Are you sure? Because latex macros like that are really horrible to read & write, and latex gives you notoriously hard to read error messages for your trouble. Here's the equivalent in typst:

    #let dt(x) = $(∂#x) / (∂t)$
In my opinion, this is way more readable. That code defines a lambda function (like arrow functions in javascript) that returns a "math mode" block ($this is a math block$). #x escapes the math block to evaluate x - which is just the function parameter we defined earlier.

And you'd use it simply:

    The result is $dt(y)$
Its not a macro system. Its just a function that you can call anywhere - including from other functions. And the function returns a block. I personally think its much nicer, and more familiar than the latex macro equivalent.
I'm curious, how does typst work out that I want the function expanded or I want the literal string if there's no marker.
There are 3 syntactic modes in typst: markup, code and math. In markup, everything is literal, unless you put a `#` sigil like `#expr` in which case `expr` is parsed in code mode. In code mode everything is an identifier, as usual in programming. In math its a bit of an ugly tradeoff but its ok: single-letter things are parsed as literals but multi-letter tokens are parsed as identifiers. Finally, in code you can enclose in `[...]` to parse in markup mode. So typically, your document will be mostly in markup mode and you will encounter stuff like `#something[An argument]`, which is a function call to which you pass one content-typed argument.

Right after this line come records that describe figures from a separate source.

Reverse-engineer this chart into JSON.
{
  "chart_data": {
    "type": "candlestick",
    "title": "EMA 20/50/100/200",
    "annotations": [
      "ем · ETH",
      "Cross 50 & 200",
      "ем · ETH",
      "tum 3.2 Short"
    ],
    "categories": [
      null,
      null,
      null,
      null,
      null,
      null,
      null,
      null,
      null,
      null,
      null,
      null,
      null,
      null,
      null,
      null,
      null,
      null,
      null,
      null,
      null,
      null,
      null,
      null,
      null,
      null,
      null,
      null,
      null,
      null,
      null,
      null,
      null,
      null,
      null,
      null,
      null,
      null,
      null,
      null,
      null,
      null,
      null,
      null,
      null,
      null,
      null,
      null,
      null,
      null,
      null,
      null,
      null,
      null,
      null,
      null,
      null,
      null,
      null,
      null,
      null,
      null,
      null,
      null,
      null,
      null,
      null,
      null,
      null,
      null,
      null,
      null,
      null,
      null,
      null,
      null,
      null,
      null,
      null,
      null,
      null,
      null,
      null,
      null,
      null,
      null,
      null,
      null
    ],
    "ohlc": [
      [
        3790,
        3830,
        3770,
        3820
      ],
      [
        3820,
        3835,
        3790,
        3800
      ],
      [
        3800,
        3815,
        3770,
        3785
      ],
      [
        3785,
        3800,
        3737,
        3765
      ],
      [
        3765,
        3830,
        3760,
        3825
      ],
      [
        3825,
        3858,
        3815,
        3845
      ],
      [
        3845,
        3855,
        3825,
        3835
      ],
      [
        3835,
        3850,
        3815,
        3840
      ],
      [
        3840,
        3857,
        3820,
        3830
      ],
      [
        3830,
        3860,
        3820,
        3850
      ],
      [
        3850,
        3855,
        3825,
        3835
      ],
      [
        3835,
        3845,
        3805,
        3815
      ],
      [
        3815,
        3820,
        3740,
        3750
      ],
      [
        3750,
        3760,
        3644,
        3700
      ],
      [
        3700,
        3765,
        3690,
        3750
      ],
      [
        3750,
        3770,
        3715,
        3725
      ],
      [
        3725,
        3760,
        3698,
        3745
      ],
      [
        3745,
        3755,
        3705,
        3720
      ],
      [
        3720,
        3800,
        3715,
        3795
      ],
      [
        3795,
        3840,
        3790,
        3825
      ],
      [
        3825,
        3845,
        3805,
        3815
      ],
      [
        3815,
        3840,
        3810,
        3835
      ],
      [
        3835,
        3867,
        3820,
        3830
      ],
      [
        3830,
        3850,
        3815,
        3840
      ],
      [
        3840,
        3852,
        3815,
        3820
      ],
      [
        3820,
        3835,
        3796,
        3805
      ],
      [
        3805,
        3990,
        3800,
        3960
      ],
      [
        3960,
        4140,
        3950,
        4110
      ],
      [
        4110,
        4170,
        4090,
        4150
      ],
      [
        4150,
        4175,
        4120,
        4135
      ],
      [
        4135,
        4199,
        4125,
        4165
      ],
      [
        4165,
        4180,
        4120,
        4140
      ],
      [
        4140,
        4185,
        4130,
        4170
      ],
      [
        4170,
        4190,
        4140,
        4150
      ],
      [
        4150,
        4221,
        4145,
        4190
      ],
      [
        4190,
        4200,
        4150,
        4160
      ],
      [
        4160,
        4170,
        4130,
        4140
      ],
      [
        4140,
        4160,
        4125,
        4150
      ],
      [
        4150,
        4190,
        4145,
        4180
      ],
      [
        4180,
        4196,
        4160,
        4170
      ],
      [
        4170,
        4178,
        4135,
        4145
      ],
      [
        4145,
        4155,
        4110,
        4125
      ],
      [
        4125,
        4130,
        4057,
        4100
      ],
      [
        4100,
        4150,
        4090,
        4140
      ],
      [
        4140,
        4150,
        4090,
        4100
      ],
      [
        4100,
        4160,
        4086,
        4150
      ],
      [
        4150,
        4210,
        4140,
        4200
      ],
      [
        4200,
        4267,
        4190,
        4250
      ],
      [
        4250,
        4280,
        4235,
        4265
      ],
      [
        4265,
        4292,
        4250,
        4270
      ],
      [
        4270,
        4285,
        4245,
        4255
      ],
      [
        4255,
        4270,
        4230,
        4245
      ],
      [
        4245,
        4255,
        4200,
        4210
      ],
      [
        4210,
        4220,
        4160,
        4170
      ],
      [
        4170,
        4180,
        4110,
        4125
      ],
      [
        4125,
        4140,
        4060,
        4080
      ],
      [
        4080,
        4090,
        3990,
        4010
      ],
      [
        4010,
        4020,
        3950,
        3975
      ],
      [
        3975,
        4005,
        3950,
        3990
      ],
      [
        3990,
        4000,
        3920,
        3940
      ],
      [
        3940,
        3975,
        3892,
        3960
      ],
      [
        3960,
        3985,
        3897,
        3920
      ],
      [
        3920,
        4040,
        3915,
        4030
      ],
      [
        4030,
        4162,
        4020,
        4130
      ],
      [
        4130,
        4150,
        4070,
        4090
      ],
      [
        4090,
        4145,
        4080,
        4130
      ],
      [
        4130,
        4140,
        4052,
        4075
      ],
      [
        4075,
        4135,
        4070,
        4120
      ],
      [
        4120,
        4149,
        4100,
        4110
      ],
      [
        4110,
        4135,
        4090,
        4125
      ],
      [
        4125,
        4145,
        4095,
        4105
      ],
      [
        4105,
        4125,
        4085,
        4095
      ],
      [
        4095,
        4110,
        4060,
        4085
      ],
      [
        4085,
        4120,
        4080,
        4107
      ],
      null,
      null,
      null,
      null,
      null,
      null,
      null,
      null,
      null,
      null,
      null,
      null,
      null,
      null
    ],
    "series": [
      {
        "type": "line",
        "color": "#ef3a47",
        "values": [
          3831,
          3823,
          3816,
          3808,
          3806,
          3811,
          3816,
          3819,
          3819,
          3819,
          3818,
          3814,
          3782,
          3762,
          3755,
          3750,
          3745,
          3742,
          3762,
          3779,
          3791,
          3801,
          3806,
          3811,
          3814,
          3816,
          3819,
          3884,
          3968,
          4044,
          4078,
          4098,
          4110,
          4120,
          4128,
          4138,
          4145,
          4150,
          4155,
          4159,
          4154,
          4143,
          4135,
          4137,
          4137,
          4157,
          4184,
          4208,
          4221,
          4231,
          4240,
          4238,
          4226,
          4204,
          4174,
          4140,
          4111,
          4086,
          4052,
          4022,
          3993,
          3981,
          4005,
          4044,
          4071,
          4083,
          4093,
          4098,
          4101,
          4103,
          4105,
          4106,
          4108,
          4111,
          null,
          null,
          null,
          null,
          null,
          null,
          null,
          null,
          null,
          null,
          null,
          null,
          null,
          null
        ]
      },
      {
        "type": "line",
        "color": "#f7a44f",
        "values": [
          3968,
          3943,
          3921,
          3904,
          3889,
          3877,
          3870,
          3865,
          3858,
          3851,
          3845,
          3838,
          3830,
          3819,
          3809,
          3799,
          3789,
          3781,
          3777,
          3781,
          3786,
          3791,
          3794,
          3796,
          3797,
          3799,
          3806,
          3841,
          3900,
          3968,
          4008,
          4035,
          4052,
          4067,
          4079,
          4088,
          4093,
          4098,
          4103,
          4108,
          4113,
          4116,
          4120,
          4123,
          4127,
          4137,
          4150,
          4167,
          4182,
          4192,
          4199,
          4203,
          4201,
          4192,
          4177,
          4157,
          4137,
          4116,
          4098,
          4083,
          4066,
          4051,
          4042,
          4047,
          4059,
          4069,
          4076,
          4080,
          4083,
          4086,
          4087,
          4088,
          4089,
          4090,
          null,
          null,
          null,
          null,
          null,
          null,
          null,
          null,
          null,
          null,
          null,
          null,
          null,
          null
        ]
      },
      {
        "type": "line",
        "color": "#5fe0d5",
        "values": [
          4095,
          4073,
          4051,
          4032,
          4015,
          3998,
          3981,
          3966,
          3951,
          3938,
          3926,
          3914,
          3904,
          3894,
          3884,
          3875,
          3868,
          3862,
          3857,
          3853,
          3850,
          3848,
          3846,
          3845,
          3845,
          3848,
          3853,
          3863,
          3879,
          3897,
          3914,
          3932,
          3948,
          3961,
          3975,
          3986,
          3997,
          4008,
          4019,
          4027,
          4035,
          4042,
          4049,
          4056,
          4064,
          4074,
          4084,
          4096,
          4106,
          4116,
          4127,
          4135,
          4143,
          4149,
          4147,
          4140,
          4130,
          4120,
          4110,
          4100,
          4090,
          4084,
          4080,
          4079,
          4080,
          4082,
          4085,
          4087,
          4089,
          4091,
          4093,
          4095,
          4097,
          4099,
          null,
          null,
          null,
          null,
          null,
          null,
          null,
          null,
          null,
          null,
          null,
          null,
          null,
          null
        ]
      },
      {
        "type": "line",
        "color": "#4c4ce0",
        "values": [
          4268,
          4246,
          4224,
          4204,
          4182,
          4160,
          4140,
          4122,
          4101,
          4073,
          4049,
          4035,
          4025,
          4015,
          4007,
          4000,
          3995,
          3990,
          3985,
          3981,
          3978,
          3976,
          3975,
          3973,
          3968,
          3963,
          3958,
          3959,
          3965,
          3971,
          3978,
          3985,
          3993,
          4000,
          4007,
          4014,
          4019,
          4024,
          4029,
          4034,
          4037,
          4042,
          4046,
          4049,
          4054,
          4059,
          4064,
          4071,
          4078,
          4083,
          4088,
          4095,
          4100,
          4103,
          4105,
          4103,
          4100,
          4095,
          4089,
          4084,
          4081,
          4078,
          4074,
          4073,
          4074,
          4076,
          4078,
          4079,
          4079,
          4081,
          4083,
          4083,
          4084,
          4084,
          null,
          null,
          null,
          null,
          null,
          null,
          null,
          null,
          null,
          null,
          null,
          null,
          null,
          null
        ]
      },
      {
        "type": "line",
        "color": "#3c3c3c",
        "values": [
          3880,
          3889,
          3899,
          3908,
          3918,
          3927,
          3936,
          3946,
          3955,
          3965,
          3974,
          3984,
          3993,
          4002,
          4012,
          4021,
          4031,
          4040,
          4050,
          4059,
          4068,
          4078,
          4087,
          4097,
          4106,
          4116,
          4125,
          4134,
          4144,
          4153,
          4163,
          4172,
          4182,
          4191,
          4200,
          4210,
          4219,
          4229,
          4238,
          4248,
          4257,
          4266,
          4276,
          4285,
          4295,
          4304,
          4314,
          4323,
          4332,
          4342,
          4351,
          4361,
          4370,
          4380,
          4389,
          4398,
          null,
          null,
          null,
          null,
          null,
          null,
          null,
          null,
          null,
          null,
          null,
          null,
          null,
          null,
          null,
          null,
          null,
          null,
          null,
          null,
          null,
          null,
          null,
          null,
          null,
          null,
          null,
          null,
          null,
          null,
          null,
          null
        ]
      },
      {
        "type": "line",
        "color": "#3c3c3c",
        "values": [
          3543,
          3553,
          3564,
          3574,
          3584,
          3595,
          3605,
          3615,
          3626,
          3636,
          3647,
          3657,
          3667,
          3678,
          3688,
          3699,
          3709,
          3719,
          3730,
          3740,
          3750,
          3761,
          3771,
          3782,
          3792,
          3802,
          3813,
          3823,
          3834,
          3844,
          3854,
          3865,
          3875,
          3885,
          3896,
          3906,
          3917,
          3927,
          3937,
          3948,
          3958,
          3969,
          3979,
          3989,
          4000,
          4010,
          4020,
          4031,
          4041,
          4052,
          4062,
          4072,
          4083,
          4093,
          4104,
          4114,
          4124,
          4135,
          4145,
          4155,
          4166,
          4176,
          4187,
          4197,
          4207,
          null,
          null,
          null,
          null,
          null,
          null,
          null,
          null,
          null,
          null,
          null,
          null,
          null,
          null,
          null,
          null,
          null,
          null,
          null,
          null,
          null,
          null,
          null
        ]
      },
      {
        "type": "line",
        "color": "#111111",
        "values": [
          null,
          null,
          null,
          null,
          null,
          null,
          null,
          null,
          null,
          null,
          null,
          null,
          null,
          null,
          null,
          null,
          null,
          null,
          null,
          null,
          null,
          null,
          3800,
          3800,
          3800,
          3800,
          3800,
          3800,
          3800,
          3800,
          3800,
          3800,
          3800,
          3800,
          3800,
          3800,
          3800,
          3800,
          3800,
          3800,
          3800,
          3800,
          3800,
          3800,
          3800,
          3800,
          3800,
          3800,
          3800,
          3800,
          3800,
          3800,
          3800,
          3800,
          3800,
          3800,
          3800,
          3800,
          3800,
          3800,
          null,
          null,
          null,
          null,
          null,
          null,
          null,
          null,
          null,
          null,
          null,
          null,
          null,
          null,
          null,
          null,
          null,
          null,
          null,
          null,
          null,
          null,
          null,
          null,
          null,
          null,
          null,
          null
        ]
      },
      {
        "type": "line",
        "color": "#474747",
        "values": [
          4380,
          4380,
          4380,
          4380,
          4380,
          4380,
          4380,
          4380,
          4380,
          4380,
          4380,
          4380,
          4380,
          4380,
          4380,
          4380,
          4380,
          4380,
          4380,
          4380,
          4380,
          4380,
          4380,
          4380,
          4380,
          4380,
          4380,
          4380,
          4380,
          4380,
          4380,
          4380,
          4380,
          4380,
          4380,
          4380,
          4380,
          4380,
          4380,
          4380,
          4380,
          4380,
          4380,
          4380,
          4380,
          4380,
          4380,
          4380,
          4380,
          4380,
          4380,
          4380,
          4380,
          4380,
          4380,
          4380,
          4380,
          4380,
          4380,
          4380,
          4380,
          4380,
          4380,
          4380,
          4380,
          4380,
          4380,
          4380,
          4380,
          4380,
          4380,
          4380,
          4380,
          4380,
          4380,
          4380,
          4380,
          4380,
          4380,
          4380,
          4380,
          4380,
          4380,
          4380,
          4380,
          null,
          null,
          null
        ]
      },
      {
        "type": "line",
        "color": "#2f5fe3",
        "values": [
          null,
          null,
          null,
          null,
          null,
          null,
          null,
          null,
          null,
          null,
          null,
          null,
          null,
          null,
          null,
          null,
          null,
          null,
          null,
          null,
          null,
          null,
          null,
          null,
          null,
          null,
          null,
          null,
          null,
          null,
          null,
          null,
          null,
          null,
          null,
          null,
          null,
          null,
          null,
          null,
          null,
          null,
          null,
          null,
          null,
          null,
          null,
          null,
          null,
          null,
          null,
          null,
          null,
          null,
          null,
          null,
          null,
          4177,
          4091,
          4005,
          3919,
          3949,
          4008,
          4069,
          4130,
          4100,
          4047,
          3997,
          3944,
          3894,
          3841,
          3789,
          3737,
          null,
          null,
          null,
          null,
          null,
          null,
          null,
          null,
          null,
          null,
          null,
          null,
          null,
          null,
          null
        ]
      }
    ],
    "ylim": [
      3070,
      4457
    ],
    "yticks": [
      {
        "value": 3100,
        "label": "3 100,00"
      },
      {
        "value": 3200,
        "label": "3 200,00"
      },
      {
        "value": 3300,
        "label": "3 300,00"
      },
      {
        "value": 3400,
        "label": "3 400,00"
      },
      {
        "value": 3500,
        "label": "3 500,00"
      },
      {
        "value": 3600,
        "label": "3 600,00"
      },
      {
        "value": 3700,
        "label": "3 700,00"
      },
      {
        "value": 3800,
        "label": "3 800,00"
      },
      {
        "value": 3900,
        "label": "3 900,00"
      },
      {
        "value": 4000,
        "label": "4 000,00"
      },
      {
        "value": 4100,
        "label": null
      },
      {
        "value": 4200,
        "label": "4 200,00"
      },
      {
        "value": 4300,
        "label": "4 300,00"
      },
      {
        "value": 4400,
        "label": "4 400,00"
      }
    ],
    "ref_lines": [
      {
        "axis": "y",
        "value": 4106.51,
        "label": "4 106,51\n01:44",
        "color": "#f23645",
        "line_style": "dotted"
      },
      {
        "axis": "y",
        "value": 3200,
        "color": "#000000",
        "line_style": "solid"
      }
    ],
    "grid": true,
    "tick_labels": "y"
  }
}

So above, `y` is parsed as literal, while `dt` is parsed as an identifier, hence function call.

> In markup, everything is literal, unless you put a `#` sigil

Unless it's a "=", then it begins a new section. And unless it's a "-" or a "+" or a "/", then it's a list item. And unless it's a "<", then it defines a label, or a "@", then it's a reference to one. And unless it's a "_" or "*" or "`", then it changes font or style.

I think I would have preferred a consistent sigil, but I guess with fast enough feedback you'd get used to the quirks.

I do wonder if this has over-optimised on short equations—to me heavy maths use implies multi-page equations with very specific formatting requirements (something amsmath has no issues with, which isn't surprising given who the authors are).